Asking “according to his will” isn’t a magic incantation. It is the slow, daily work of aligning my desires with His. It is wanting His glory more than I want my comfort. It is wanting His timing over my urgency. It is trusting that the “good things” He promises (Matthew 7:11) may look different from my $500k dream. They may be the peace to endure the wait. The creativity to solve the problem. The community to support the need. Or the quiet “no” that protects me from a path that would ultimately shipwreck my faith.
So, we make our lists. We be specific. We are honest about our dreams for a van, for a cool place, for freedom from debt. This is the “asking.” But then, we must practice the “letting go.” We place the list at His feet and say, “Not my will, but Yours.” We trade anxiety for petition wrapped in thanksgiving (Philippians 4:6).
The detox mentioned in the journal…the physical cleansing, is a powerful picture of the spiritual process. As the toxins leave the body, clarity emerges. As we surrender our will, our anxieties, our demanding spirits to Him, a clarity of mind and purpose emerges.
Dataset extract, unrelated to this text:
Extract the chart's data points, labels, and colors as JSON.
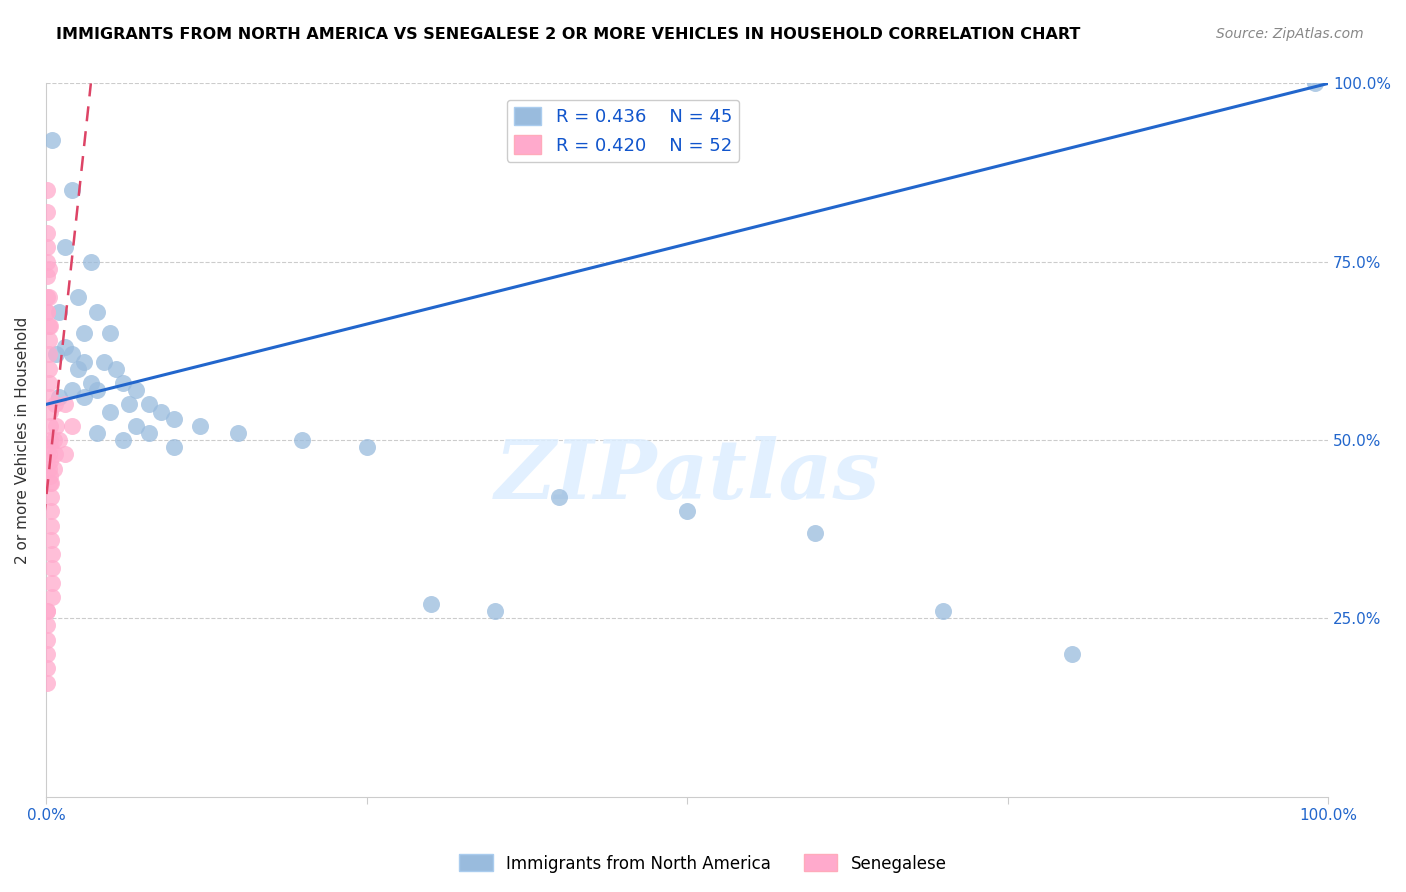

We start to see our needs through His eyes. The list doesn’t disappear, but it ceases to be a source of worry. It becomes a subject for trustful conversation.
This is the daily walk. The daily grain of sand. Bringing our humanity, our bills, our dreams, our struggles with family and compulsions…into the presence of the Divine, and leaving transformed. Not because we got the van, but because we got more of Him in the process. And He is, always, the ultimate provision.
A Prayer of List and Letting Go:
Father Most High,
Thy will be done, here in my life, just as it is perfectly done in heaven.
Thank you. For the breath in my lungs, the roof over my head, the people you’ve placed in my path, for all of it, the easy and the hard.
Here is my heart, laid bare before you.
Here are my needs, both great and small: the practical burdens of this month, the dreams that feel too big, the relationships that need your mending, the healing my body and spirit crave.
I present them to you, not as one who knows better, but as a child who trusts.
I seek first your Kingdom and your righteousness. Align my desires with Yours.
If my dream is from You, pave the way and I will walk in it with joy.
If it is not, gently close the door and give me a heart of patient, expectant peace.
Help me to be sober-minded, loving, and useful in Your hands today.
Speak through me to those who need to hear from You.
I ask all these things, in full confidence of Your goodness and perfect will, in the mighty name of Yahusha the Messiah.
Amen.
That is all, and thank you for reading.